Industriespionage in England
Dank der durch Industriespionage gewonnenen Erkenntnisse galten das bayerische und das Wiener Bier alsbald als die besten auf dem Kontinent. Im böhmischen Pilsen lag das Brauwesen dagegen noch sehr im Argen. 1838 fiel die dort gepanschte Plörre so grässlich aus, dass die Obrigkeit 36 Fässer davon vor dem Rathaus in die Gosse kippen ließ. Dann beschloss man den Bau eines modernen großen Brauhauses mit einem sage und schreibe neun Kilometer langen unterirdischen Kühlgewölbe. 1842 war es fertig und man warb den genannten Josef Groll als Braumeister an.
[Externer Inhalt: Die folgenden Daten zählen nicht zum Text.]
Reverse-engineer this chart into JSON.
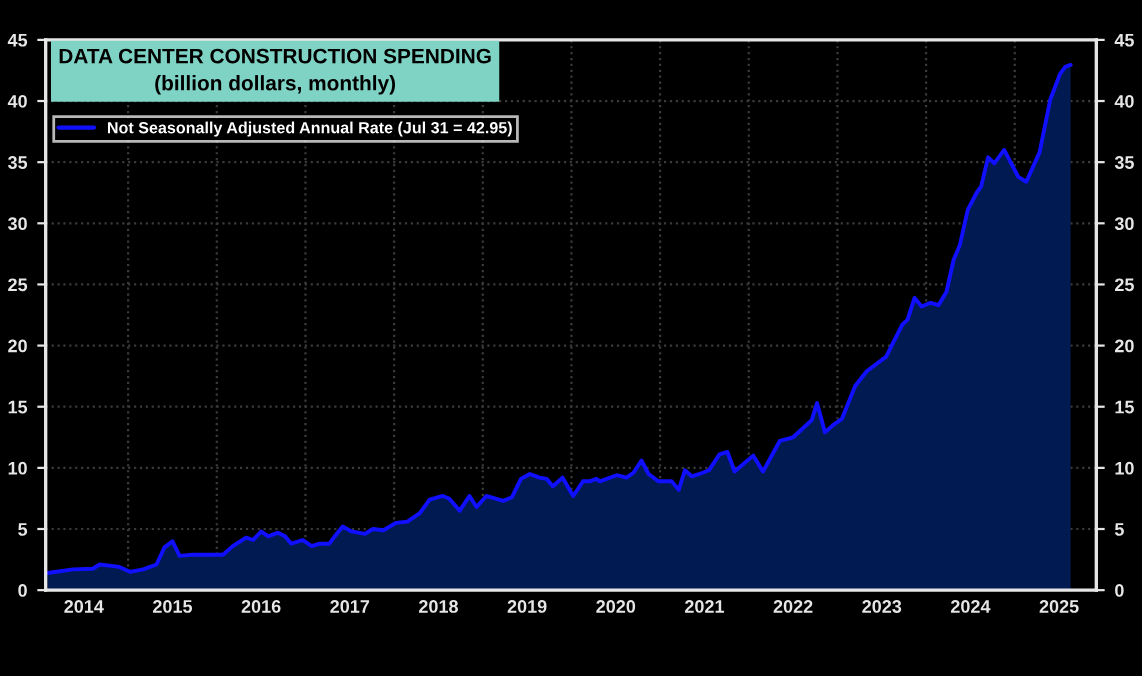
{
  "chart_data": {
    "type": "area",
    "title": "DATA CENTER CONSTRUCTION SPENDING",
    "subtitle": "(billion dollars, monthly)",
    "x": [
      2014.09,
      2014.38,
      2014.6,
      2014.68,
      2014.79,
      2014.9,
      2015.02,
      2015.17,
      2015.32,
      2015.41,
      2015.5,
      2015.58,
      2015.73,
      2015.96,
      2016.07,
      2016.18,
      2016.33,
      2016.41,
      2016.5,
      2016.58,
      2016.69,
      2016.77,
      2016.84,
      2016.97,
      2017.07,
      2017.16,
      2017.27,
      2017.32,
      2017.42,
      2017.52,
      2017.67,
      2017.76,
      2017.88,
      2018.02,
      2018.15,
      2018.29,
      2018.4,
      2018.55,
      2018.62,
      2018.74,
      2018.85,
      2018.93,
      2019.04,
      2019.23,
      2019.33,
      2019.43,
      2019.53,
      2019.64,
      2019.72,
      2019.79,
      2019.9,
      2020.02,
      2020.13,
      2020.2,
      2020.28,
      2020.32,
      2020.51,
      2020.62,
      2020.7,
      2020.79,
      2020.87,
      2020.98,
      2021.13,
      2021.21,
      2021.28,
      2021.36,
      2021.48,
      2021.55,
      2021.67,
      2021.76,
      2021.84,
      2022.05,
      2022.16,
      2022.35,
      2022.5,
      2022.62,
      2022.71,
      2022.77,
      2022.86,
      2022.95,
      2023.05,
      2023.2,
      2023.33,
      2023.55,
      2023.73,
      2023.79,
      2023.87,
      2023.95,
      2024.05,
      2024.14,
      2024.23,
      2024.31,
      2024.38,
      2024.47,
      2024.57,
      2024.62,
      2024.7,
      2024.77,
      2024.88,
      2025.04,
      2025.13,
      2025.28,
      2025.4,
      2025.51,
      2025.57,
      2025.63
    ],
    "series": [
      {
        "name": "Not Seasonally Adjusted Annual Rate (Jul 31 = 42.95)",
        "color": "#1010ff",
        "values": [
          1.4,
          1.7,
          1.75,
          2.1,
          2.0,
          1.9,
          1.5,
          1.7,
          2.1,
          3.5,
          4.0,
          2.8,
          2.9,
          2.9,
          2.9,
          3.6,
          4.3,
          4.1,
          4.8,
          4.4,
          4.7,
          4.4,
          3.8,
          4.1,
          3.6,
          3.8,
          3.8,
          4.3,
          5.2,
          4.8,
          4.6,
          5.0,
          4.9,
          5.5,
          5.6,
          6.3,
          7.4,
          7.7,
          7.5,
          6.5,
          7.7,
          6.8,
          7.7,
          7.3,
          7.6,
          9.1,
          9.5,
          9.2,
          9.1,
          8.5,
          9.2,
          7.7,
          8.9,
          8.9,
          9.1,
          8.9,
          9.4,
          9.2,
          9.6,
          10.6,
          9.5,
          8.9,
          8.9,
          8.2,
          9.8,
          9.3,
          9.6,
          9.8,
          11.1,
          11.3,
          9.7,
          11.0,
          9.7,
          12.2,
          12.5,
          13.3,
          13.9,
          15.3,
          12.9,
          13.5,
          14.0,
          16.7,
          17.9,
          19.1,
          21.7,
          22.1,
          23.9,
          23.2,
          23.5,
          23.3,
          24.4,
          27.0,
          28.2,
          31.1,
          32.5,
          33.0,
          35.4,
          34.9,
          36.0,
          33.8,
          33.4,
          35.8,
          40.1,
          42.2,
          42.8,
          42.95
        ]
      }
    ],
    "xlim": [
      2014.07,
      2025.92
    ],
    "xticks": [
      {
        "value": 2015,
        "label": null
      },
      {
        "value": 2016,
        "label": null
      },
      {
        "value": 2017,
        "label": null
      },
      {
        "value": 2018,
        "label": null
      },
      {
        "value": 2019,
        "label": null
      },
      {
        "value": 2020,
        "label": null
      },
      {
        "value": 2021,
        "label": null
      },
      {
        "value": 2022,
        "label": null
      },
      {
        "value": 2023,
        "label": null
      },
      {
        "value": 2024,
        "label": null
      },
      {
        "value": 2025,
        "label": null
      },
      {
        "value": 2014.5,
        "label": "2014"
      },
      {
        "value": 2015.5,
        "label": "2015"
      },
      {
        "value": 2016.5,
        "label": "2016"
      },
      {
        "value": 2017.5,
        "label": "2017"
      },
      {
        "value": 2018.5,
        "label": "2018"
      },
      {
        "value": 2019.5,
        "label": "2019"
      },
      {
        "value": 2020.5,
        "label": "2020"
      },
      {
        "value": 2021.5,
        "label": "2021"
      },
      {
        "value": 2022.5,
        "label": "2022"
      },
      {
        "value": 2023.5,
        "label": "2023"
      },
      {
        "value": 2024.5,
        "label": "2024"
      },
      {
        "value": 2025.5,
        "label": "2025"
      }
    ],
    "ylim": [
      0,
      45
    ],
    "yticks": [
      0,
      5,
      10,
      15,
      20,
      25,
      30,
      35,
      40,
      45
    ],
    "y2lim": [
      0,
      45
    ],
    "y2ticks": [
      0,
      5,
      10,
      15,
      20,
      25,
      30,
      35,
      40,
      45
    ],
    "grid": true,
    "legend": "top left"
  }
}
Der braute dann nach bayerischer Art, aber mit einheimischer Gerste, Saazer Hopfen und weichem Pilsener Wasser ein Bier, das im Gegensatz zum dunklen bayerischen und bernsteinfarbenen Wiener goldgelb aus dem Faß sprudelte.
"Es ist ihm gelungen, seine Gerste so zu mälzen, dass sie hell wurde. Es war des erste helle Bier. Und durch die Verwendung der dort vorhandenen Zutaten - recht a weiches Wasser und aromatischer Hopfen, von dem man auch relativ viel reingetan hat, weil man der Meinung war, dass es besonders gesund wäre -, hat sich dann per Zufall mehr oder weniger dieses Pils entwickelt", erklärt Dr. Alexander Jean-Jacques.
Die Pilsener freuten sich sehr über ihr gutes neues Bier. Über seinen cholerisch veranlagten niederbayerischen Schöpfer jedoch weniger. Nach nur drei Jahren jagten sie ihn wieder zum Teufel. Doch noch bis zum Jahr 1900 beschäftigten sie ausschließlich bayerische Braumeister. Insofern können eigentlich auch bayerische Bierdimpfl auf die heute weltweit schwappende Pilswelle stolz sein.